You’ll vary the amounts according to a 1 to 2 ratio. Wear dark clothes because mulberries stain _everything_.
Ingredients: mulberries and granulated sugar.
Equipment: a strainer or colander and cheesecloth (read below), or a jelly bag (purchased from a canning supply aisle or make your own like I did), bowl to hold the juice, jars for storage.
Pick mulberries and rinse clean. You can leave the stems on. They’re almost impossible to get off. Be sure to include a few underripe berries to encourage thickening.
Variations on juicing. Pour the berries into an appropriately sized pan. Add water to just cover the berries. Bring to a boil then shut the heat off. The berries should soften and look ‘slumpy.’ Mash them in the pot with the back of a large spoon, muddler, potato masher, or wooden tart maker thingy (do those things have a real name?). At this point, you have three choices to get the juice.

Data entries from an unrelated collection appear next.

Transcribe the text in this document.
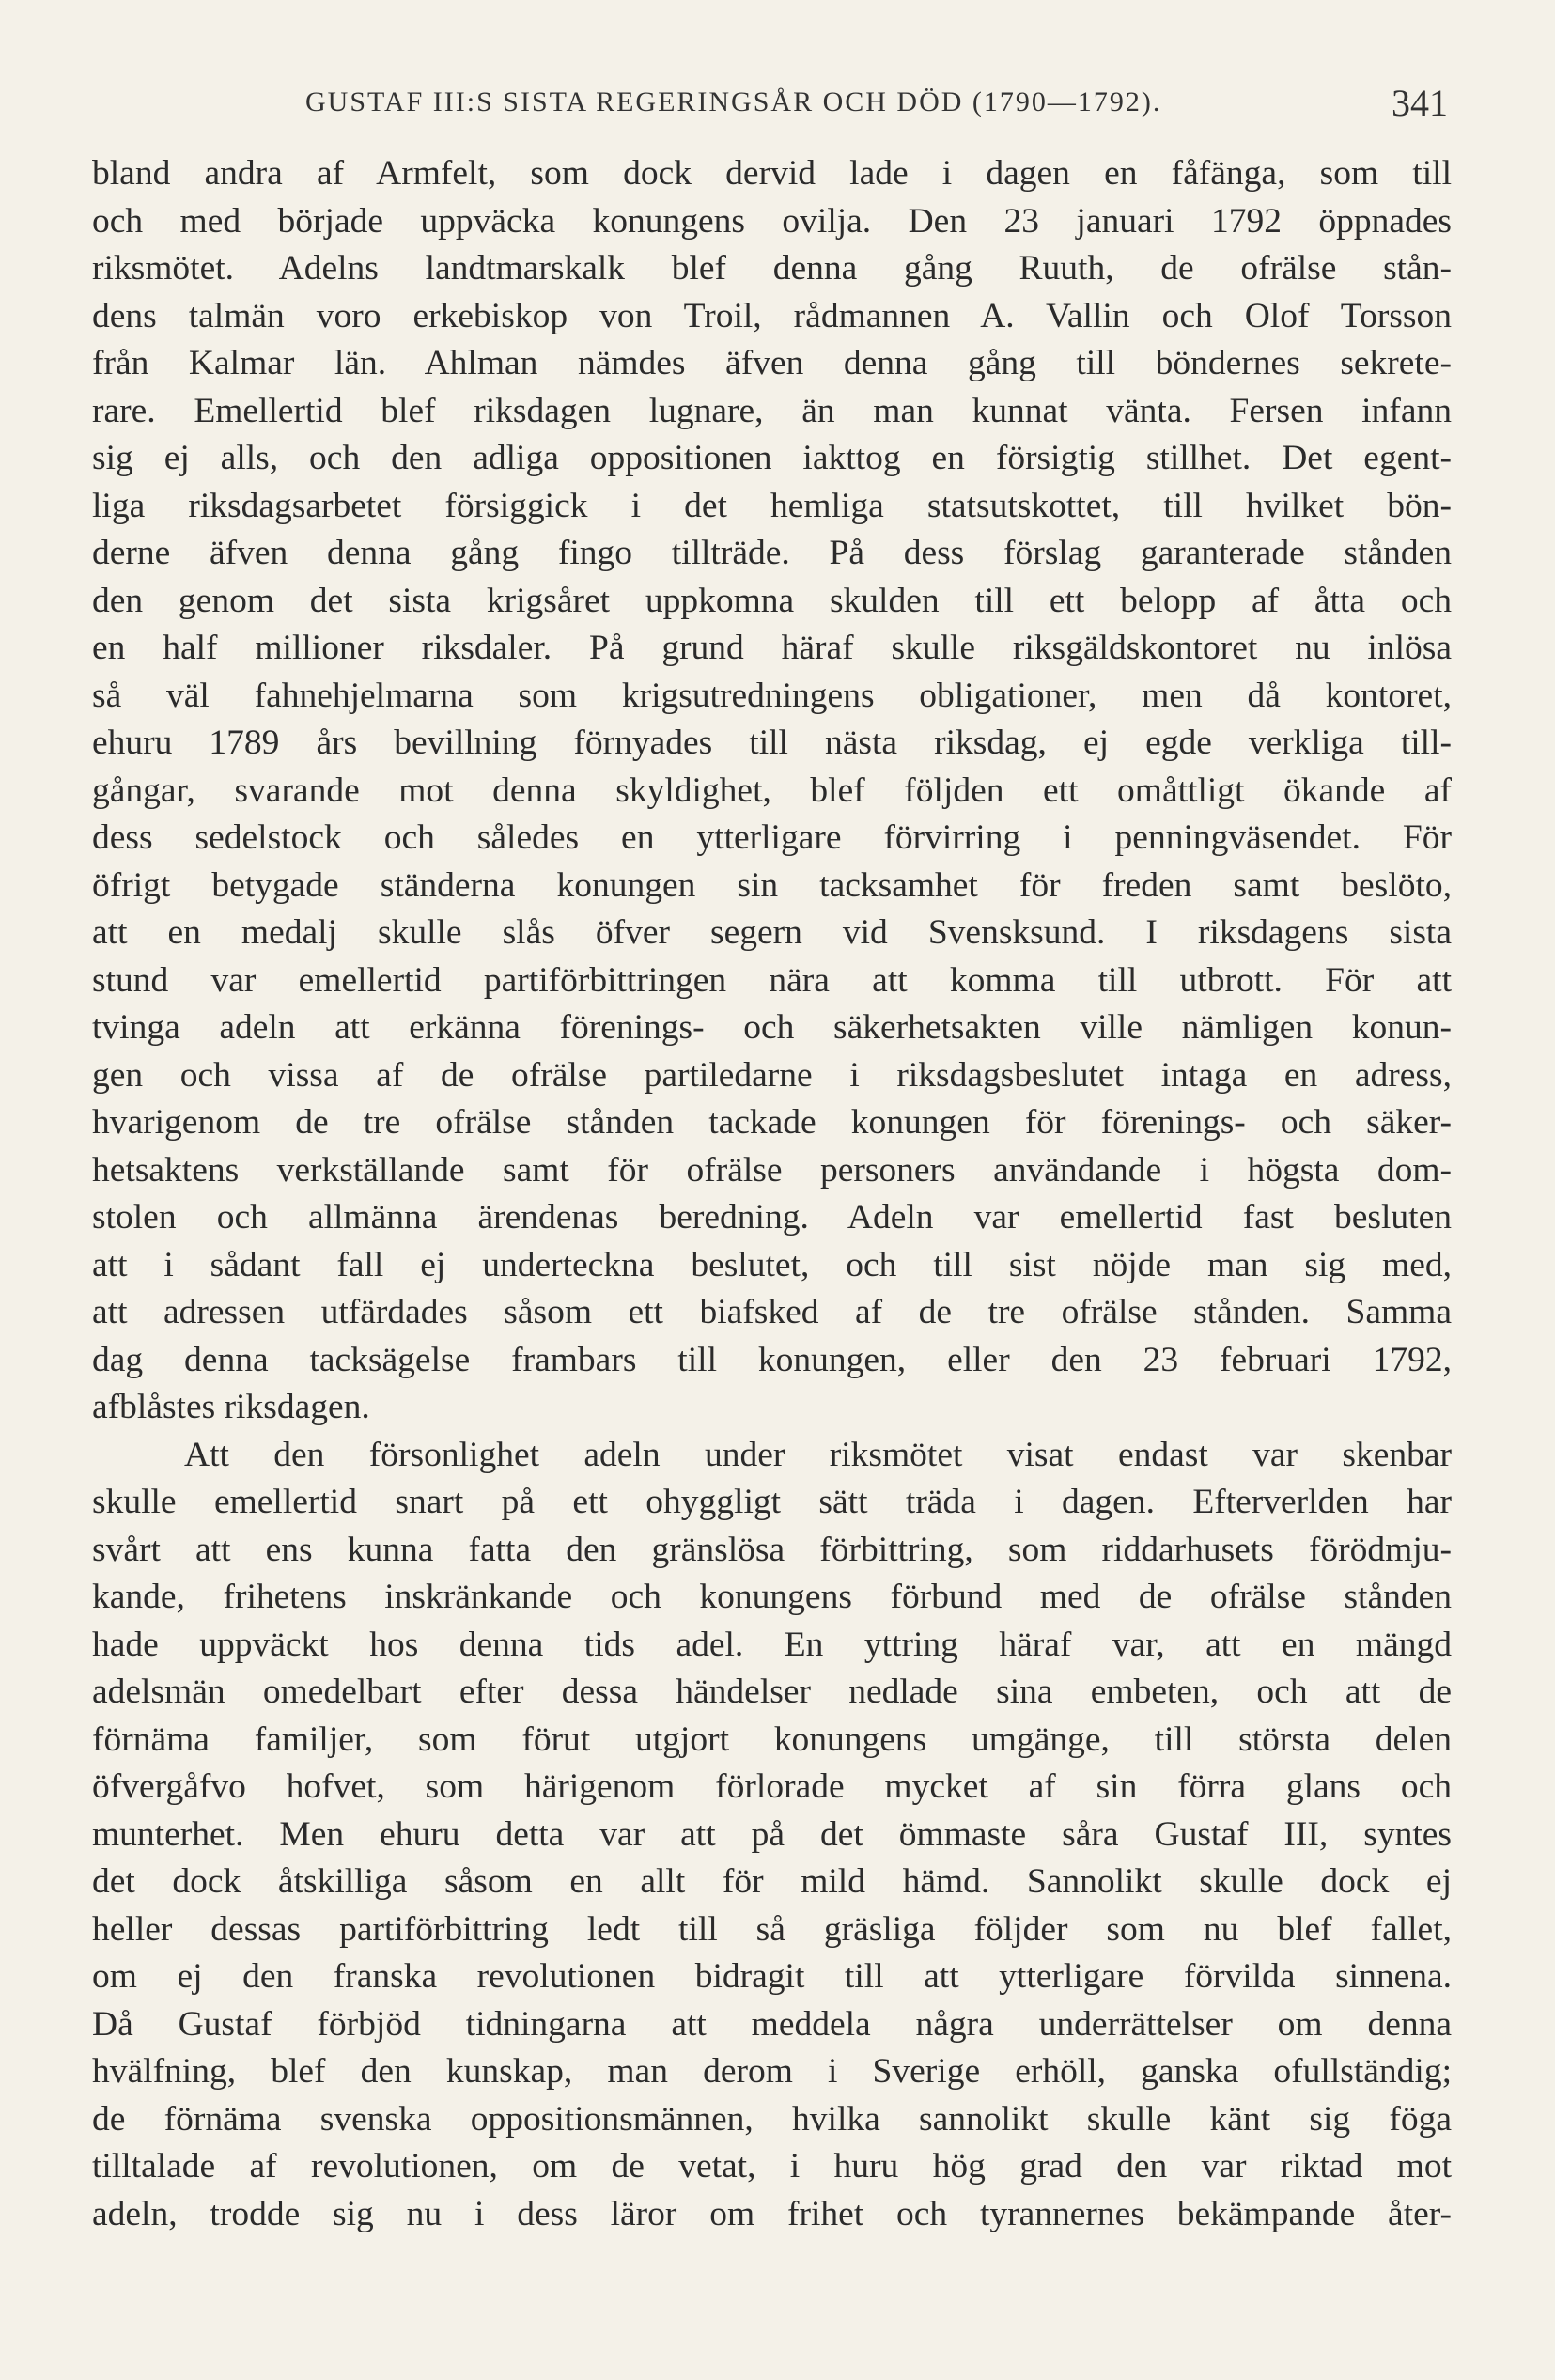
GUSTAF III:S SISTA REGERINGSÅR OCH DÖD (1790—1792).	341
bland andra af Armfelt, som dock dervid lade i dagen en fåfänga, som till
och med började uppväcka konungens ovilja. Den 23 januari 1792 öppnades
riksmötet. Adelns landtmarskalk blef denna gång Ruuth, de ofrälse stån-
dens talmän voro erkebiskop von Troil, rådmannen A. Vallin och Olof Torsson
från Kalmar län. Ahlman nämdes äfven denna gång till böndernes sekrete-
rare. Emellertid blef riksdagen lugnare, än man kunnat vänta. Fersen infann
sig ej alls, och den adliga oppositionen iakttog en försigtig stillhet. Det egent-
liga riksdagsarbetet försiggick i det hemliga statsutskottet, till hvilket bön-
derne äfven denna gång fingo tillträde. På dess förslag garanterade stånden
den genom det sista krigsåret uppkomna skulden till ett belopp af åtta och
en half millioner riksdaler. På grund häraf skulle riksgäldskontoret nu inlösa
så väl fahnehjelmarna som krigsutredningens obligationer, men då kontoret,
ehuru 1789 års bevillning förnyades till nästa riksdag, ej egde verkliga till-
gångar, svarande mot denna skyldighet, blef följden ett omåttligt ökande af
dess sedelstock och således en ytterligare förvirring i penningväsendet. För
öfrigt betygade ständerna konungen sin tacksamhet för freden samt beslöto,
att en medalj skulle slås öfver segern vid Svensksund. I riksdagens sista
stund var emellertid partiförbittringen nära att komma till utbrott. För att
tvinga adeln att erkänna förenings- och säkerhetsakten ville nämligen konun-
gen och vissa af de ofrälse partiledarne i riksdagsbeslutet intaga en adress,
hvarigenom de tre ofrälse stånden tackade konungen för förenings- och säker-
hetsaktens verkställande samt för ofrälse personers användande i högsta dom-
stolen och allmänna ärendenas beredning. Adeln var emellertid fast besluten
att i sådant fall ej underteckna beslutet, och till sist nöjde man sig med,
att adressen utfärdades såsom ett biafsked af de tre ofrälse stånden. Samma
dag denna tacksägelse frambars till konungen, eller den 23 februari 1792,
afblåstes riksdagen.
Att den försonlighet adeln under riksmötet visat endast var skenbar
skulle emellertid snart på ett ohyggligt sätt träda i dagen. Efterverlden har
svårt att ens kunna fatta den gränslösa förbittring, som riddarhusets förödmju-
kande, frihetens inskränkande och konungens förbund med de ofrälse stånden
hade uppväckt hos denna tids adel. En yttring häraf var, att en mängd
adelsmän omedelbart efter dessa händelser nedlade sina embeten, och att de
förnäma familjer, som förut utgjort konungens umgänge, till största delen
öfvergåfvo hofvet, som härigenom förlorade mycket af sin förra glans och
munterhet. Men ehuru detta var att på det ömmaste såra Gustaf III, syntes
det dock åtskilliga såsom en allt för mild hämd. Sannolikt skulle dock ej
heller dessas partiförbittring ledt till så gräsliga följder som nu blef fallet,
om ej den franska revolutionen bidragit till att ytterligare förvilda sinnena.
Då Gustaf förbjöd tidningarna att meddela några underrättelser om denna
hvälfning, blef den kunskap, man derom i Sverige erhöll, ganska ofullständig;
de förnäma svenska oppositionsmännen, hvilka sannolikt skulle känt sig föga
tilltalade af revolutionen, om de vetat, i huru hög grad den var riktad mot
adeln, trodde sig nu i dess läror om frihet och tyrannernes bekämpande åter-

I made my juice bag out of an old sheet.
Option one with a handmade juice bag:
Place the bag in the bowl. Pour your softened mulberries into the bag. Hang the filled bag to allow the juice to drain. You can see my set up with the handles with the cabinet handles. Let drain a couple hours or overnight.
Option two with a commercially bought jelly bag: Set up your bowl and bag. Pour mulberries into the bag until full. Let drain a couple hours or overnight. (Local blogger Diana has photos of a store-bought set up.)
Option three with a colander: Set your colander over (or in) a large bowl. Line with a couple layers of cheesecloth or a thin tea towel. Pour berries in the colander and let drain.
To juice as printed in the newspaper, without cooking: Place the berries in colander lined with a couple layers of cheesecloth, thin tea towels, or use a muslin bag. Press the juice into a bowl, using your hands, the back of a spoon, etc.
For all options: Repeat as necessary until all mulberries have been juiced. Discard the berry skins. (Compost piles are great places to discard.)
Measure the juice into a measuring cup. Pour into an appropriately sized saucepan. Stir twice as much white sugar into the juice. Example: If you have 3 cups of juice, use 6 cups of sugar.
Boil vigorously until the syrup is thick. Let cool. Pour into sterile jars and cap tightly. Once opened, refrigerate.